Regulated microbe vaccines: from concept to (pre-clinical) reduction to practice.

Abstract

Introduction: Vaccines to prevent important infections involving, e.g. influenza viruses, severe acute respiratory syndrome-causing coronaviruses (e.g. SARS-CoV-2), respiratory syncytial viruses (RSV), and human immunodeficiency viruses (HIV) have remained insufficiently effective or are not available at all. Regulated microbes constitute novel vaccine platforms that may be employed for the development of more potent and/or more broadly effective vaccines.

Areas covered: We review the development and characterization of the vaccine potential of replication-competent controlled herpesviruses (RCCVs) which represent the first examples of regulated microbes used as vaccines.

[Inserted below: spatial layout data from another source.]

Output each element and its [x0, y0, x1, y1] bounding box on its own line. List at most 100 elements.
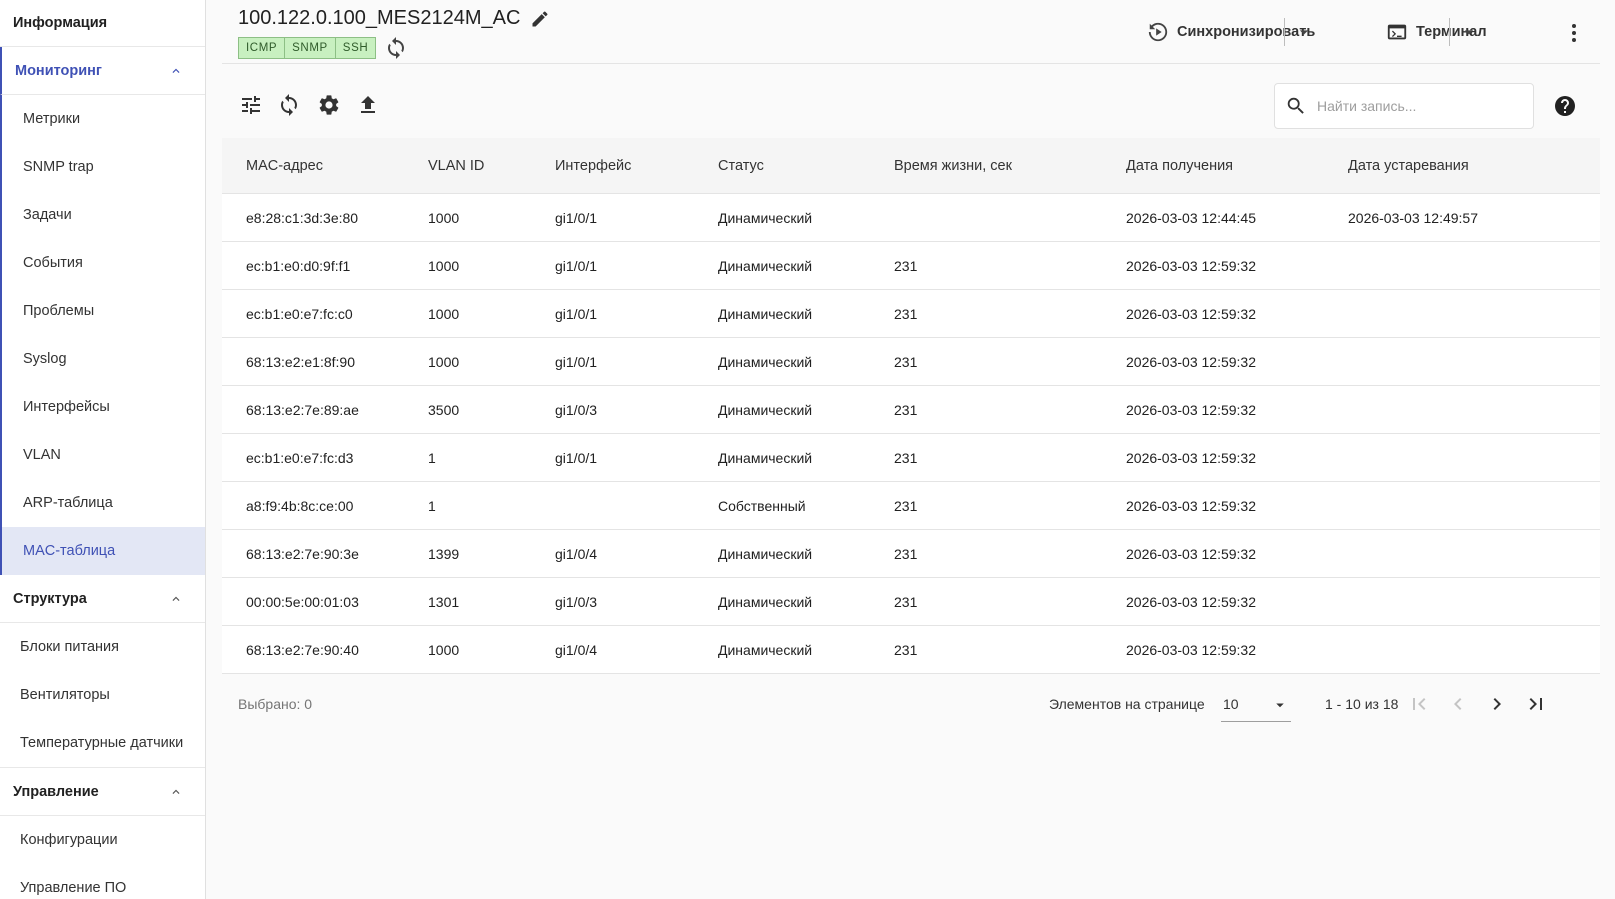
next-page-icon[interactable] [1485, 692, 1509, 716]
sync-button[interactable]: Синхронизировать [1147, 18, 1315, 46]
gear-icon[interactable] [317, 93, 341, 117]
search-box [1274, 83, 1534, 129]
cell-received: 2026-03-03 12:59:32 [1126, 641, 1256, 658]
cell-interface: gi1/0/4 [555, 545, 598, 562]
cell-mac: e8:28:c1:3d:3e:80 [246, 209, 359, 226]
cell-ttl: 231 [894, 641, 918, 658]
sidebar: Информация Мониторинг Метрики SNMP trap … [0, 0, 206, 899]
cell-ttl: 231 [894, 257, 918, 274]
refresh-icon[interactable] [384, 36, 408, 60]
table-row[interactable]: 68:13:e2:7e:89:ae 3500 gi1/0/3 Динамический… [222, 386, 1600, 434]
sidebar-group-structure[interactable]: Структура [0, 575, 205, 623]
sidebar-item-label: События [23, 255, 83, 271]
last-page-icon[interactable] [1524, 692, 1548, 716]
cell-status: Динамический [718, 257, 813, 274]
refresh-icon[interactable] [277, 93, 301, 117]
sync-play-icon [1148, 22, 1168, 42]
table-row[interactable]: a8:f9:4b:8c:ce:00 1 Собственный 231 2026-03-… [222, 482, 1600, 530]
cell-mac: 68:13:e2:7e:89:ae [246, 401, 359, 418]
more-vert-icon[interactable] [1562, 21, 1586, 45]
sidebar-item-configurations[interactable]: Конфигурации [0, 816, 205, 864]
cell-interface: gi1/0/4 [555, 641, 598, 658]
sidebar-item-arp-table[interactable]: ARP-таблица [2, 479, 205, 527]
help-icon[interactable] [1553, 94, 1577, 118]
sidebar-item-events[interactable]: События [2, 239, 205, 287]
sidebar-item-software-management[interactable]: Управление ПО [0, 864, 205, 899]
chevron-up-icon [169, 785, 183, 799]
table-row[interactable]: 68:13:e2:e1:8f:90 1000 gi1/0/1 Динамический… [222, 338, 1600, 386]
table-body: e8:28:c1:3d:3e:80 1000 gi1/0/1 Динамический… [222, 194, 1600, 674]
sidebar-group-label: Управление [13, 783, 99, 800]
sidebar-item-syslog[interactable]: Syslog [2, 335, 205, 383]
sidebar-group-management-items: Конфигурации Управление ПО [0, 816, 205, 899]
table-row[interactable]: 68:13:e2:7e:90:3e 1399 gi1/0/4 Динамический… [222, 530, 1600, 578]
cell-status: Динамический [718, 401, 813, 418]
table-row[interactable]: 00:00:5e:00:01:03 1301 gi1/0/3 Динамический… [222, 578, 1600, 626]
table-toolbar [222, 64, 1600, 138]
page-range: 1 - 10 из 18 [1325, 696, 1399, 712]
sidebar-item-temperature-sensors[interactable]: Температурные датчики [0, 719, 205, 767]
paginator: Выбрано: 0 Элементов на странице 10 1 - … [222, 676, 1600, 732]
table-row[interactable]: ec:b1:e0:e7:fc:d3 1 gi1/0/1 Динамический 231… [222, 434, 1600, 482]
sidebar-item-interfaces[interactable]: Интерфейсы [2, 383, 205, 431]
sidebar-item-label: Температурные датчики [20, 735, 184, 751]
sidebar-item-power-supplies[interactable]: Блоки питания [0, 623, 205, 671]
cell-ttl: 231 [894, 497, 918, 514]
sidebar-item-info[interactable]: Информация [0, 0, 205, 47]
sidebar-item-label: VLAN [23, 447, 61, 463]
cell-received: 2026-03-03 12:59:32 [1126, 545, 1256, 562]
first-page-icon[interactable] [1407, 692, 1431, 716]
cell-vlan: 1399 [428, 545, 460, 562]
column-header-expires[interactable]: Дата устаревания [1348, 158, 1600, 174]
sidebar-item-label: Syslog [23, 351, 67, 367]
sidebar-item-snmp-trap[interactable]: SNMP trap [2, 143, 205, 191]
upload-icon[interactable] [356, 93, 380, 117]
table-row[interactable]: 68:13:e2:7e:90:40 1000 gi1/0/4 Динамический… [222, 626, 1600, 674]
protocol-badge-icmp: ICMP [238, 37, 286, 59]
search-input[interactable] [1317, 84, 1527, 128]
sidebar-item-label: ARP-таблица [23, 495, 113, 511]
page-title: 100.122.0.100_MES2124M_AC [238, 7, 521, 29]
mac-table: MAC-адрес VLAN ID Интерфейс Статус Время… [222, 138, 1600, 674]
column-header-received[interactable]: Дата получения [1126, 158, 1348, 174]
sidebar-item-label: Управление ПО [20, 880, 127, 896]
tune-icon[interactable] [239, 93, 263, 117]
sidebar-group-label: Структура [13, 590, 87, 607]
sidebar-item-label: SNMP trap [23, 159, 94, 175]
sidebar-group-monitoring[interactable]: Мониторинг [0, 47, 205, 95]
column-header-vlan[interactable]: VLAN ID [428, 158, 555, 174]
sidebar-item-metrics[interactable]: Метрики [2, 95, 205, 143]
cell-ttl: 231 [894, 449, 918, 466]
sidebar-group-monitoring-items: Метрики SNMP trap Задачи События Проблем… [0, 95, 205, 575]
prev-page-icon[interactable] [1446, 692, 1470, 716]
per-page-label: Элементов на странице [1049, 696, 1205, 712]
divider [1284, 18, 1285, 46]
column-header-ttl[interactable]: Время жизни, сек [894, 158, 1126, 174]
table-row[interactable]: e8:28:c1:3d:3e:80 1000 gi1/0/1 Динамический… [222, 194, 1600, 242]
per-page-value: 10 [1223, 696, 1239, 712]
cell-received: 2026-03-03 12:59:32 [1126, 449, 1256, 466]
chevron-down-icon[interactable] [1294, 22, 1314, 42]
sidebar-item-problems[interactable]: Проблемы [2, 287, 205, 335]
cell-status: Динамический [718, 641, 813, 658]
pencil-icon[interactable] [530, 9, 550, 29]
sidebar-item-mac-table[interactable]: MAC-таблица [2, 527, 205, 575]
cell-mac: ec:b1:e0:e7:fc:c0 [246, 305, 353, 322]
per-page-select[interactable]: 10 [1221, 688, 1291, 722]
sidebar-item-fans[interactable]: Вентиляторы [0, 671, 205, 719]
chevron-up-icon [169, 592, 183, 606]
chevron-down-icon[interactable] [1459, 22, 1479, 42]
sidebar-group-label: Мониторинг [15, 62, 102, 79]
column-header-interface[interactable]: Интерфейс [555, 158, 718, 174]
table-row[interactable]: ec:b1:e0:e7:fc:c0 1000 gi1/0/1 Динамический… [222, 290, 1600, 338]
column-header-status[interactable]: Статус [718, 158, 894, 174]
sidebar-group-management[interactable]: Управление [0, 768, 205, 816]
table-row[interactable]: ec:b1:e0:d0:9f:f1 1000 gi1/0/1 Динамический… [222, 242, 1600, 290]
column-header-mac[interactable]: MAC-адрес [222, 158, 428, 174]
sidebar-item-label: Интерфейсы [23, 399, 110, 415]
cell-mac: ec:b1:e0:d0:9f:f1 [246, 257, 351, 274]
sidebar-item-vlan[interactable]: VLAN [2, 431, 205, 479]
sidebar-item-tasks[interactable]: Задачи [2, 191, 205, 239]
cell-mac: 68:13:e2:7e:90:3e [246, 545, 359, 562]
cell-ttl: 231 [894, 353, 918, 370]
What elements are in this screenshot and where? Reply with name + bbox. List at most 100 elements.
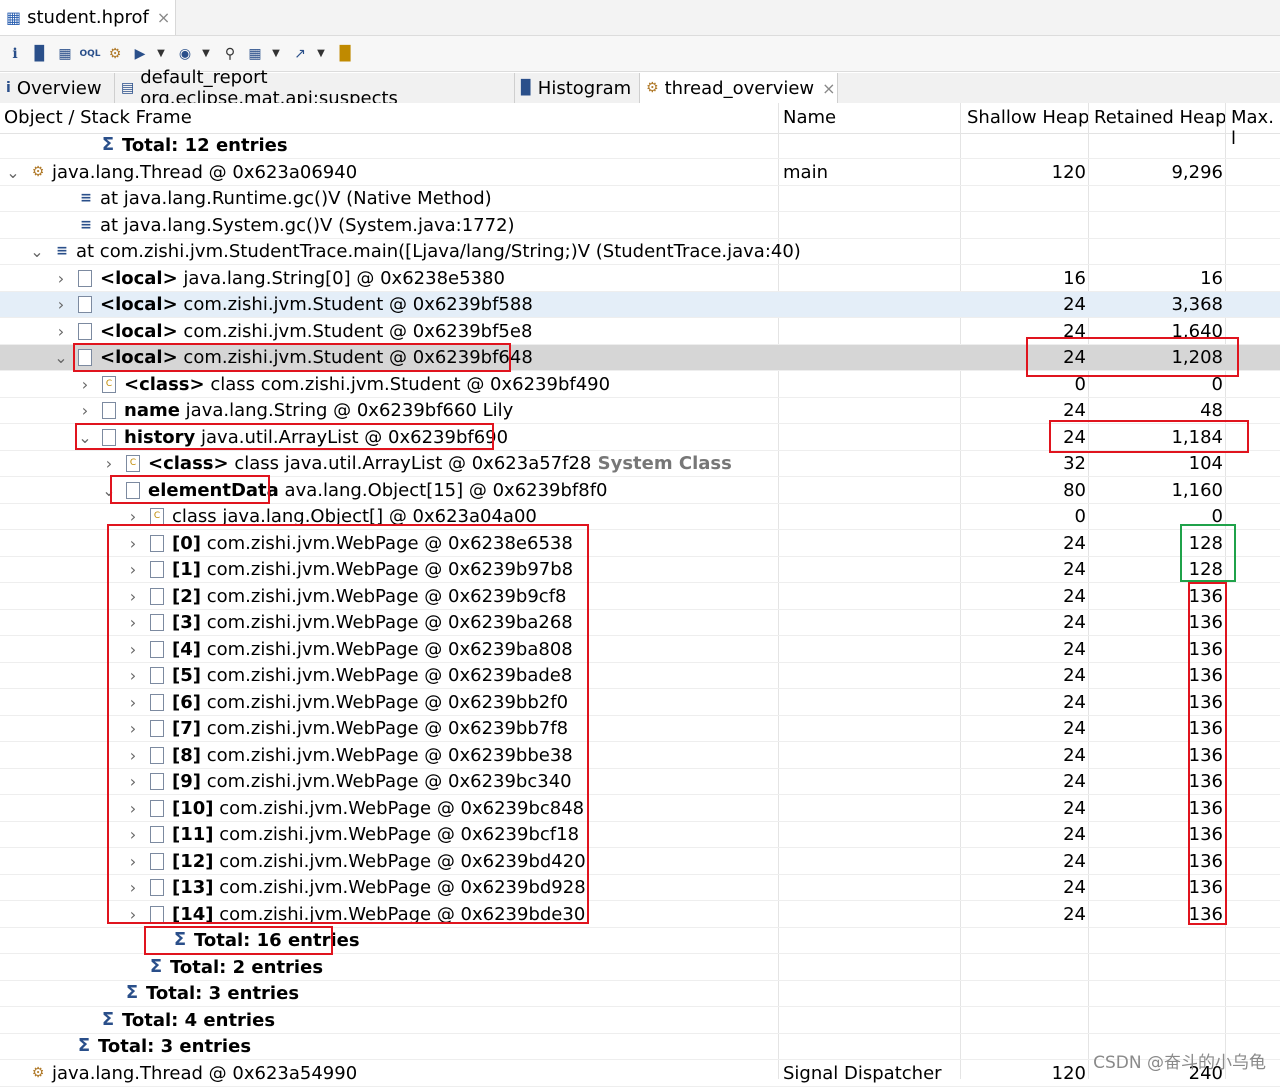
- highlight-box: [110, 475, 270, 504]
- total-row[interactable]: Σ Total: 3 entries: [0, 1034, 1280, 1060]
- column-header-name[interactable]: Name: [783, 107, 836, 128]
- class-icon: C: [102, 375, 116, 393]
- tab-overview[interactable]: i Overview: [0, 73, 115, 103]
- editor-tab-title: student.hprof: [27, 7, 149, 28]
- dominator-tree-icon[interactable]: ▦: [54, 43, 76, 65]
- shallow-heap-value: 24: [1063, 532, 1086, 554]
- shallow-heap-value: 24: [1063, 718, 1086, 739]
- info-icon[interactable]: i: [4, 43, 26, 65]
- class-icon: C: [126, 455, 140, 472]
- table-row[interactable]: ≡ at java.lang.System.gc()V (System.java:…: [0, 213, 1280, 239]
- tab-label: Histogram: [537, 77, 632, 99]
- object-label: Total: 4 entries: [122, 1009, 276, 1031]
- editor-tab-bar: ▦ student.hprof ×: [0, 0, 1280, 36]
- object-label: <class> class java.util.ArrayList @ 0x62…: [148, 453, 732, 474]
- shallow-heap-value: 32: [1063, 453, 1086, 474]
- chevron-down-icon[interactable]: ▼: [269, 43, 283, 65]
- total-row[interactable]: Σ Total: 4 entries: [0, 1008, 1280, 1034]
- run-report-icon[interactable]: ▶: [129, 43, 151, 65]
- total-row[interactable]: Σ Total: 2 entries: [0, 955, 1280, 981]
- retained-heap-value: 16: [1200, 267, 1223, 289]
- highlight-box-green: [1180, 524, 1236, 582]
- total-row[interactable]: Σ Total: 3 entries: [0, 981, 1280, 1007]
- total-row[interactable]: Σ Total: 12 entries: [0, 133, 1280, 159]
- retained-heap-value: 9,296: [1171, 161, 1223, 183]
- chevron-right-icon[interactable]: ›: [102, 453, 116, 475]
- shallow-heap-value: 24: [1063, 585, 1086, 607]
- object-label: <local> com.zishi.jvm.Student @ 0x6239bf…: [100, 320, 533, 342]
- chevron-down-icon[interactable]: ▼: [199, 43, 213, 65]
- column-header-shallow-heap[interactable]: Shallow Heap: [967, 107, 1089, 128]
- chevron-right-icon[interactable]: ›: [54, 268, 68, 290]
- search-icon[interactable]: ⚲: [219, 43, 241, 65]
- table-row[interactable]: ⌄ ≡ at com.zishi.jvm.StudentTrace.main([Lj…: [0, 239, 1280, 265]
- shallow-heap-value: 24: [1063, 877, 1086, 898]
- shallow-heap-value: 24: [1063, 903, 1086, 925]
- highlight-box: [1188, 582, 1227, 925]
- column-header-retained-heap[interactable]: Retained Heap: [1094, 107, 1227, 128]
- chevron-down-icon[interactable]: ▼: [314, 43, 328, 65]
- retained-heap-value: 3,368: [1171, 294, 1223, 315]
- editor-tab-student-hprof[interactable]: ▦ student.hprof ×: [0, 0, 176, 35]
- retained-heap-value: 104: [1188, 453, 1223, 474]
- tab-histogram[interactable]: ▉ Histogram: [515, 73, 640, 103]
- shallow-heap-value: 120: [1051, 1062, 1086, 1084]
- table-row[interactable]: › <local> com.zishi.jvm.Student @ 0x6239b…: [0, 292, 1280, 318]
- object-label: <local> java.lang.String[0] @ 0x6238e538…: [100, 267, 505, 289]
- pin-icon[interactable]: █: [334, 43, 356, 65]
- object-icon: [102, 402, 116, 419]
- shallow-heap-value: 24: [1063, 612, 1086, 633]
- tab-thread-overview[interactable]: ⚙ thread_overview ×: [640, 73, 838, 103]
- calculator-icon[interactable]: ▦: [244, 43, 266, 65]
- thread-overview-icon[interactable]: ⚙: [104, 43, 126, 65]
- shallow-heap-value: 0: [1074, 506, 1086, 527]
- retained-heap-value: 48: [1200, 400, 1223, 421]
- retained-heap-value: 1,160: [1171, 479, 1223, 501]
- table-row[interactable]: ⚙ java.lang.Thread @ 0x623a54990 Signal Di…: [0, 1061, 1280, 1087]
- shallow-heap-value: 16: [1063, 267, 1086, 289]
- chevron-right-icon[interactable]: ›: [54, 321, 68, 343]
- object-label: name java.lang.String @ 0x6239bf660 Lily: [124, 400, 514, 421]
- sum-icon: Σ: [125, 982, 139, 1003]
- shallow-heap-value: 24: [1063, 850, 1086, 872]
- oql-icon[interactable]: OQL: [79, 43, 101, 65]
- highlight-box: [107, 524, 589, 924]
- tab-default-report[interactable]: ▤ default_report org.eclipse.mat.api:sus…: [115, 67, 515, 109]
- tab-label: thread_overview: [664, 77, 815, 99]
- highlight-box: [1049, 420, 1249, 453]
- close-icon[interactable]: ×: [157, 8, 170, 27]
- chevron-down-icon[interactable]: ⌄: [54, 347, 68, 369]
- object-label: at java.lang.Runtime.gc()V (Native Metho…: [100, 188, 492, 209]
- sum-icon: Σ: [101, 1008, 115, 1030]
- heap-dump-overview-icon[interactable]: ◉: [174, 43, 196, 65]
- object-label: <class> class com.zishi.jvm.Student @ 0x…: [124, 373, 611, 395]
- export-icon[interactable]: ↗: [289, 43, 311, 65]
- close-icon[interactable]: ×: [822, 79, 835, 98]
- highlight-box: [1026, 337, 1239, 377]
- table-row[interactable]: ⌄ ⚙ java.lang.Thread @ 0x623a06940 main 120 9…: [0, 160, 1280, 186]
- object-icon: [78, 296, 92, 313]
- shallow-heap-value: 80: [1063, 479, 1086, 501]
- sum-icon: Σ: [77, 1035, 91, 1056]
- table-row[interactable]: › <local> java.lang.String[0] @ 0x6238e53…: [0, 266, 1280, 292]
- chevron-right-icon[interactable]: ›: [78, 374, 92, 396]
- chevron-right-icon[interactable]: ›: [54, 294, 68, 316]
- chevron-down-icon[interactable]: ⌄: [30, 241, 44, 263]
- histogram-icon: ▉: [521, 80, 532, 96]
- chevron-right-icon[interactable]: ›: [78, 400, 92, 422]
- chevron-down-icon[interactable]: ⌄: [6, 162, 20, 184]
- chevron-down-icon[interactable]: ▼: [154, 43, 168, 65]
- shallow-heap-value: 24: [1063, 744, 1086, 766]
- object-label: <local> com.zishi.jvm.Student @ 0x6239bf…: [100, 294, 533, 315]
- object-icon: [78, 322, 92, 340]
- column-header-object[interactable]: Object / Stack Frame: [4, 107, 192, 128]
- shallow-heap-value: 24: [1063, 797, 1086, 819]
- thread-name: main: [783, 161, 828, 183]
- histogram-icon[interactable]: ▉: [29, 43, 51, 65]
- database-icon: ▦: [6, 8, 22, 27]
- shallow-heap-value: 24: [1063, 824, 1086, 845]
- stack-frame-icon: ≡: [56, 243, 68, 259]
- watermark: CSDN @奋斗的小乌龟: [1093, 1053, 1266, 1073]
- table-row[interactable]: ≡ at java.lang.Runtime.gc()V (Native Meth…: [0, 186, 1280, 212]
- table-row[interactable]: › C <class> class java.util.ArrayList @ 0x…: [0, 451, 1280, 477]
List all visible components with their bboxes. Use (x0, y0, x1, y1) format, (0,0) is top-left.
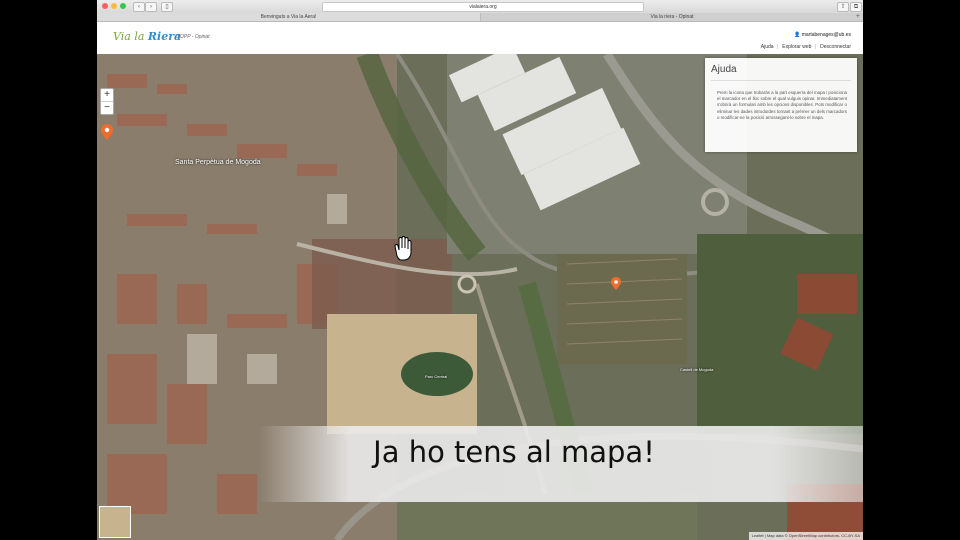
browser-titlebar: ‹ › ▯ vialaiera.org ⇧ ⧉ (97, 0, 863, 14)
tab-opinat[interactable]: Via la riera - Opinat (481, 13, 863, 21)
add-marker-button[interactable] (101, 124, 113, 145)
top-links: Ajuda | Explorar web | Desconnectar (760, 44, 851, 50)
explore-web-link[interactable]: Explorar web (782, 44, 811, 50)
logout-link[interactable]: Desconnectar (820, 44, 851, 50)
close-window-button[interactable] (102, 3, 108, 9)
forward-arrow-icon[interactable]: › (145, 2, 157, 12)
sidebar-icon[interactable]: ▯ (161, 2, 173, 12)
browser-window: ‹ › ▯ vialaiera.org ⇧ ⧉ Benvinguts a Via… (97, 0, 863, 540)
app-subtitle: DIOPP - Opinat (175, 34, 210, 40)
back-arrow-icon[interactable]: ‹ (133, 2, 145, 12)
site-logo[interactable]: Via la Riera (113, 30, 181, 43)
zoom-control: + − (100, 88, 114, 115)
zoom-in-button[interactable]: + (101, 89, 113, 101)
satellite-map[interactable]: Santa Perpètua de Mogoda Parc Central Ca… (97, 54, 863, 540)
zoom-out-button[interactable]: − (101, 101, 113, 114)
address-bar[interactable]: vialaiera.org (322, 2, 644, 12)
map-attribution: Leaflet | Map data © OpenStreetMap contr… (748, 532, 863, 540)
user-icon: 👤 (794, 32, 801, 38)
map-marker-icon (101, 124, 113, 140)
help-title: Ajuda (711, 64, 737, 75)
help-divider (711, 80, 851, 81)
maximize-window-button[interactable] (120, 3, 126, 9)
help-link[interactable]: Ajuda (761, 44, 774, 50)
layer-switcher[interactable] (99, 506, 131, 538)
plus-icon[interactable]: + (856, 13, 860, 21)
tab-bar: Benvinguts a Via la Aera! Via la riera -… (97, 13, 863, 22)
logo-text-via: Via la (113, 30, 145, 43)
user-info: 👤 martabenages@ub.es (794, 32, 851, 38)
tabs-overview-icon[interactable]: ⧉ (850, 2, 862, 12)
help-panel: Ajuda Prem la icona que trobaràs a la pa… (705, 58, 857, 152)
town-label: Santa Perpètua de Mogoda (175, 159, 261, 166)
user-email: martabenages@ub.es (801, 32, 851, 38)
help-text: Prem la icona que trobaràs a la part esq… (717, 90, 847, 120)
minimize-window-button[interactable] (111, 3, 117, 9)
castle-label: Castell de Mogoda (680, 367, 714, 372)
tutorial-caption: Ja ho tens al mapa! (373, 435, 655, 469)
tab-benvinguts[interactable]: Benvinguts a Via la Aera! (97, 13, 481, 21)
park-label: Parc Central (425, 374, 448, 379)
app-header: Via la Riera DIOPP - Opinat 👤 martabenag… (97, 22, 863, 55)
share-icon[interactable]: ⇧ (837, 2, 849, 12)
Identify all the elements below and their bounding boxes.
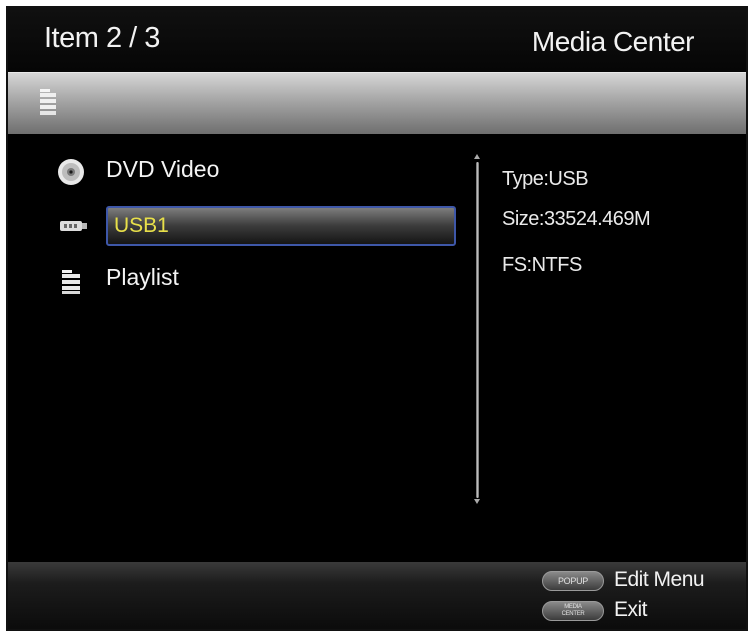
hint-label: Exit [614,598,648,621]
hint-label: Edit Menu [614,568,705,591]
info-fs: FS:NTFS [502,254,582,276]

Expert opinion: The RCCVs developed to date are suitable for application to the skin and can be activated deliberately to replicate efficiently, but only transiently, in the administration site. Without activation, the RCCVs are incapable of replicating in the nervous system and elsewhere. The RCCVs were found to induce potent anti-herpetic immune responses in mice. Vaccination with RCCVs expressing an influenza virus hemagglutinin broadly protected animals against lethal influenza virus challenges. This protection appeared to be at least in part antibody-mediated. These findings support a rational expectation that RCCVs may be developed into universal, non-seasonal vaccines against influenza and, possibly, against other rapidly evolving pathogens.